Skyline graduates to a new recycling program


The San Mateo County Community College District (SMCCCD) wants to do their part in becoming more environmentally aware.

On October 2014, Governor Jerry Brown signed AB 1826, requiring as of Jan. 1, 2016 that all local jurisdictions such as residential dwellings and businesses across the state implement an organic waste program.

Any organic waste such as food waste, green waste, landscape, and non-hazardous wood waste can now be recyclable in the state. According to “California disposed of approximately 30 million tons of waste in landfills each year, of which 30 percent could be used for compost or mulch”. In compliance with AB 1826, Mandatory Commercial, Organics Recycling, and SMCCCD introduced composting bins on campus this past week as part as the Zero Waste Program. According to the website there are student waste audits that show at least 75 percent of waste could have been removed from landfills if other forms of recycling were available.

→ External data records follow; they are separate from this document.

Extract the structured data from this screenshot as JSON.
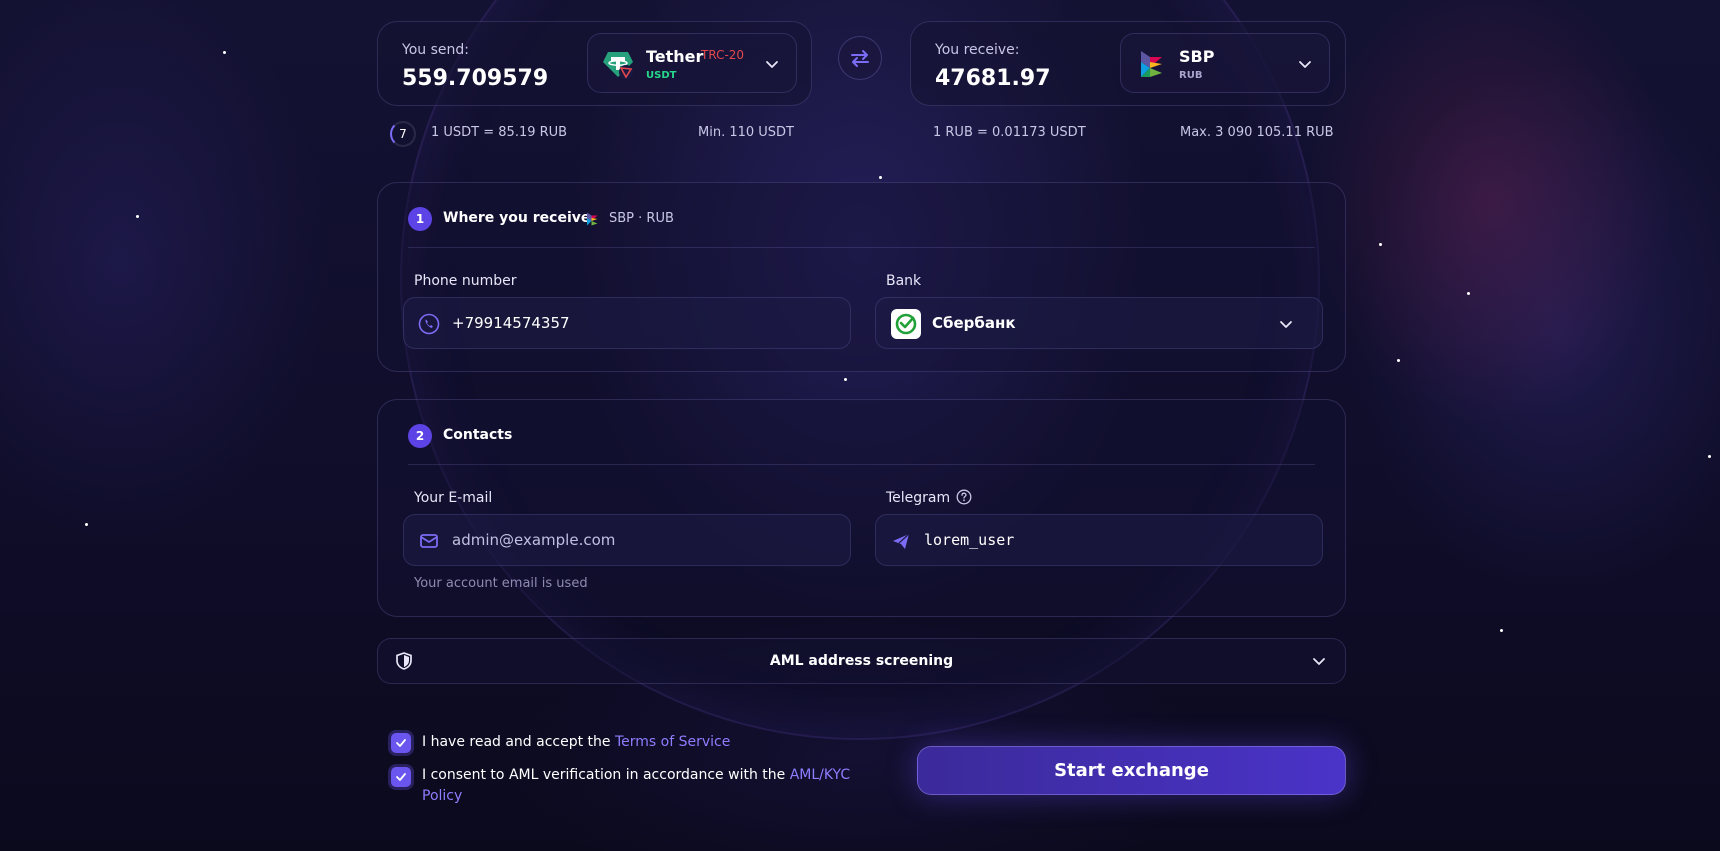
{
  "send": {
    "label": "You send:",
    "amount": "559.709579",
    "currency_name": "Tether",
    "currency_network": "TRC-20",
    "currency_code": "USDT",
    "icon": "tether-icon"
  },
  "receive": {
    "label": "You receive:",
    "amount": "47681.97",
    "currency_name": "SBP",
    "currency_code": "RUB",
    "icon": "sbp-icon"
  },
  "rates": {
    "timer": "7",
    "send_rate": "1 USDT = 85.19 RUB",
    "send_min": "Min. 110 USDT",
    "receive_rate": "1 RUB = 0.01173 USDT",
    "receive_max": "Max. 3 090 105.11 RUB"
  },
  "where": {
    "step": "1",
    "title": "Where you receive",
    "method": "SBP · RUB",
    "phone_label": "Phone number",
    "phone_value": "+79914574357",
    "bank_label": "Bank",
    "bank_value": "Сбербанк"
  },
  "contacts": {
    "step": "2",
    "title": "Contacts",
    "email_label": "Your E-mail",
    "email_value": "admin@example.com",
    "email_hint": "Your account email is used",
    "telegram_label": "Telegram",
    "telegram_value": "lorem_user"
  },
  "aml": {
    "title": "AML address screening"
  },
  "agreements": {
    "terms_prefix": "I have read and accept the",
    "terms_link": "Terms of Service",
    "aml_prefix": "I consent to AML verification in accordance with the",
    "aml_link_1": "AML/KYC",
    "aml_link_2": "Policy"
  },
  "actions": {
    "start_label": "Start exchange"
  },
  "colors": {
    "accent": "#5b43e6",
    "link": "#8d7dff",
    "background": "#0d0c22",
    "network_red": "#e2474d"
  }
}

Beginning in the fall of 2017, composting will be introduced in a series of stages as follows: 1) cafeteria kitchens (pre-consumer) 2) paper towels in bathrooms, 3) cafeterias (post-consumer) 4) outdoors, and 5) classrooms, offices, break rooms, and hallways. Skyline College campus Sustainability Coordinator, Mary Thomasmeyer who is a part of the Climate Core Fellowship Program (CCFP) stated that the government puts other CCFP recent grads into schools and governments to work towards sustainability programs. After several years of composting behind the counter in the cafe and cafeteria, Skyline is looking to make composting bins available to students by placing bins around the first floor of Building 6.

On Oct. 31, 2017 the Environmental club unveiled the new composting bins on the first floor of Building 6 during lunch time. The Environmental Club promoted public composting by placing club members by the new bins to raise awareness of the bins’ presence and to inform students and faculty of what goes into each bin.

Environmental Club member Isac Lam said, “We also help install programs that help bring composting trucks over to get the compost where it belongs.” He explained that the biggest compostable items are food and they encourage the college administration to try to add in the budget composting logistics to cover the cost of the composting services.

“Hopefully now it comes across people’s minds that it is important to separate your trash,” Thomasmeyer said.

When asked about how she draws attention from students to the new bins, Environmental Club member, Keilan Wiitala responded that you just try to engage with them.

“It is sometimes hard to do that, because some people are in a hurry and just throw their trash anywhere. But you just have to stop people to ask them about composting,” Wiitala said. The Environmental Club members also handed out buttons to grab Skyline students’ attention and promote their cause.

The Environmental Club members that had the most foot traffic were posted in front of Pacific Dining Cafeteria. One member, Linea Badillo said that she is noticing a difference as they stand there directing traffic among the bins. She said that it is not that difficult to separate waste between the bins.

Badillo’s club mate, Mariela Francisco said, “don’t be trashy,” as a response to students not always taking the time to learn about what’s compostable and what isn’t.